Rollercoaster of Normal
This morning I sit at a desk and stare at this screen, wondering what to write with the millions of things going on. There is so much I feel like I need to write on here. This place is one where I reread my words over and over until it makes sense to me. Often I don’t even know what I’ve completely put down until after I hit publish and go back to sort it out.
If my blog seems like an emotional rollercoaster lately, that’s a perfect image of what our life is like right now. High highs and low lows. I have always heard about NICU parents and what they go through, but until you’re in that world you can’t fully comprehend it. I certainly never would have. It’s the oddest thing to never know if you’ll end the day wanting to crawl under the covers and sob your heart out or grab your spouses hand and shout from the rooftops about how your child went off one of their meds.
Oddly, life is still life. We eat, we sleep, we laugh, we cry, we hold it together and we let it all fall apart. I miss Bella terribly but love my time alone reconnecting with Sam too. I am excited when friends I’ve never “met” but have known for years come out to see me. I look forward to small things like the better hospital cafeteria being open or a Starbucks at the end of a long day. Normal in the midst of the abnormal.
There is this fear that when hard things happen, life seems to stop. I learned how that wasn’t true when I lost the twins, but honestly it’s very easy to forget and fear again. Many people have told us how brave we are, but really? It’s not a choice. We do this because this is our life right now and we try to handle it the very best way we know how to. We don’t have a lot of options besides what we are doing.
However. If we didn’t have the support of our family, friends, and you all – I don’t know that this would be like it is. It significantly changes our day when someone writes a supporting email/comment/tweet or I’m praying/thinking about you. I wish I could show you all what it does for us when you put that out there. Once again, you have rallied around us so tightly. Each in your own way. I don’t know how to express what it means that thousands of you have our child’s heart on your hearts. When I look at Kaden each morning, I think of the prayers surrounding him as he lays in his room and his heart tries to keep up with his body. I think of you all as we place our hands on him in the evenings to pray before we leave. It feels like a million hands are in that room with us, all reaching out to hold and comfort us.
There are moments of anger. Moments of sadness. Moments of happiness and moments of extreme joy in all of this. Each hour can bring changes so radical it will take your breath away with trying to sort it out.

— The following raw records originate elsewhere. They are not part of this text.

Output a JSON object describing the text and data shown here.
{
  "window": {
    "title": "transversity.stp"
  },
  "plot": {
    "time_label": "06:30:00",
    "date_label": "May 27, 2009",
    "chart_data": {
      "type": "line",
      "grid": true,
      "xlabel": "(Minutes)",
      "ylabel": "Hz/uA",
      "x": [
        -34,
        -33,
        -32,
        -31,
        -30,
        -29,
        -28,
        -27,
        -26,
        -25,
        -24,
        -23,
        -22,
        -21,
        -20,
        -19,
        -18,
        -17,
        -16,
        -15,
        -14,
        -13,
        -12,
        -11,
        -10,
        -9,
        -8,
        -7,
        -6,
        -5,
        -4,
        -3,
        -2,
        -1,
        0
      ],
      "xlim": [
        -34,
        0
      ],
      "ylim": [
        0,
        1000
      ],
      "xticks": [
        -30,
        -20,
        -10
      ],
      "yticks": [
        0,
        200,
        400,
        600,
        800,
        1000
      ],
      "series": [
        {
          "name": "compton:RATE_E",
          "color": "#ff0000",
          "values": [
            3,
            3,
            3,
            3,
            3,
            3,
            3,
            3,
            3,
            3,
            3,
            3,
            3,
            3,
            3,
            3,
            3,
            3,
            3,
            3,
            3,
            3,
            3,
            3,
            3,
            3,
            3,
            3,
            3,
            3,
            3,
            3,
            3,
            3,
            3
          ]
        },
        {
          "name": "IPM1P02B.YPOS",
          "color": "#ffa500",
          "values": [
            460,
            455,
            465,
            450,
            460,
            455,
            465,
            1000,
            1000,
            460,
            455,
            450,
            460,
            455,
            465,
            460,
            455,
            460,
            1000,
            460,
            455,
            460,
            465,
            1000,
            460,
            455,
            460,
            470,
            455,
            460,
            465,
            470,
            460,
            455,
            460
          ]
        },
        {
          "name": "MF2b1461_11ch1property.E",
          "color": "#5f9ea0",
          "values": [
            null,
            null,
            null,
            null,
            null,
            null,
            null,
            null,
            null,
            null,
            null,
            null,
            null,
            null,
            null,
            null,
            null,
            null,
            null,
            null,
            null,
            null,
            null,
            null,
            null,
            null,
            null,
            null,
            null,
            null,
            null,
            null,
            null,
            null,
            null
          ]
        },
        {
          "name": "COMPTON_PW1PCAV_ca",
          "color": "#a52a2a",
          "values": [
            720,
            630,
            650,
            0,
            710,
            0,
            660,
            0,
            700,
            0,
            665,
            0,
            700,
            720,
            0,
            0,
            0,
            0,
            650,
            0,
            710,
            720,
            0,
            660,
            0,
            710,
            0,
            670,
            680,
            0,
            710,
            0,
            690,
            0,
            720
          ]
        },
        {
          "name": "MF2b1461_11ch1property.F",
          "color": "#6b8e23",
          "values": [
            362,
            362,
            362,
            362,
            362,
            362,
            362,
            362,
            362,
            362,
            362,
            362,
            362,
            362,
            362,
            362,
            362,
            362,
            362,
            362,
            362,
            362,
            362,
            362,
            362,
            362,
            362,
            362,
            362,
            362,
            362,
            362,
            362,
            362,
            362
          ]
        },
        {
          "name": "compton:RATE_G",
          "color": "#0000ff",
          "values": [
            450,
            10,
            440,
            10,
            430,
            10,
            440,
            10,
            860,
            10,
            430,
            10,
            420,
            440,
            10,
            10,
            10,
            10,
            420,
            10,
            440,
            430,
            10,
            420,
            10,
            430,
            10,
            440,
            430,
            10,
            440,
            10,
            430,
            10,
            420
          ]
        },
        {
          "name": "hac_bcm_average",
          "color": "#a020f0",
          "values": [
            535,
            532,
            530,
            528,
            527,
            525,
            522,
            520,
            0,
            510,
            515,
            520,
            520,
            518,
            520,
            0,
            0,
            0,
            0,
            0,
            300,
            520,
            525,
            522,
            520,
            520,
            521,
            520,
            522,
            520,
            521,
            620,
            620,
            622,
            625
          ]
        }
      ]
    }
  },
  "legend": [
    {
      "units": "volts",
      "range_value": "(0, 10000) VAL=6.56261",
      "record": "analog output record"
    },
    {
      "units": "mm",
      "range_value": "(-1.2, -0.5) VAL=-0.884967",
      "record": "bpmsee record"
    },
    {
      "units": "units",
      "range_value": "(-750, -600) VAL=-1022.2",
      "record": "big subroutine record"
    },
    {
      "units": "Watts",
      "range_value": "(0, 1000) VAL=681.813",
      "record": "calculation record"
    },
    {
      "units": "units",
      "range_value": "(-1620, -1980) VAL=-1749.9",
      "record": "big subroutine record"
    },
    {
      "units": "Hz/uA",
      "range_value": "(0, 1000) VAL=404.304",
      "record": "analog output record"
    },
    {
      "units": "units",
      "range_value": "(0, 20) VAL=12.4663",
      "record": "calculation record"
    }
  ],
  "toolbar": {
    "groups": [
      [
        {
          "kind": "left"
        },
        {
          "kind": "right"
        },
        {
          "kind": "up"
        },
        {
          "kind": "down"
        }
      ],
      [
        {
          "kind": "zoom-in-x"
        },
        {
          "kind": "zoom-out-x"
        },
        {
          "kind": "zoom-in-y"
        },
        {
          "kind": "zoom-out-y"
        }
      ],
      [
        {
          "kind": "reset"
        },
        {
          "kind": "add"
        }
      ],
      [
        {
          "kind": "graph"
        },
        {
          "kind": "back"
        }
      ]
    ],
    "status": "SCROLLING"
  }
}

But we hold onto the steadiness of your hands reaching out to us. Whatever faith or religion (or not) that you have, whatever you decide to do to lift Kaden up – it matters to us. In those big and small moments of our emotions, we know that you are rejoicing and crying with us. We can’t ever thank you enough. Ever. As we go through this again with another child, we are blown away by the people who came back and those who found us for the first time. As you read our lives during this time, know that the rollercoaster we are on is made a lot more normal because of all of you.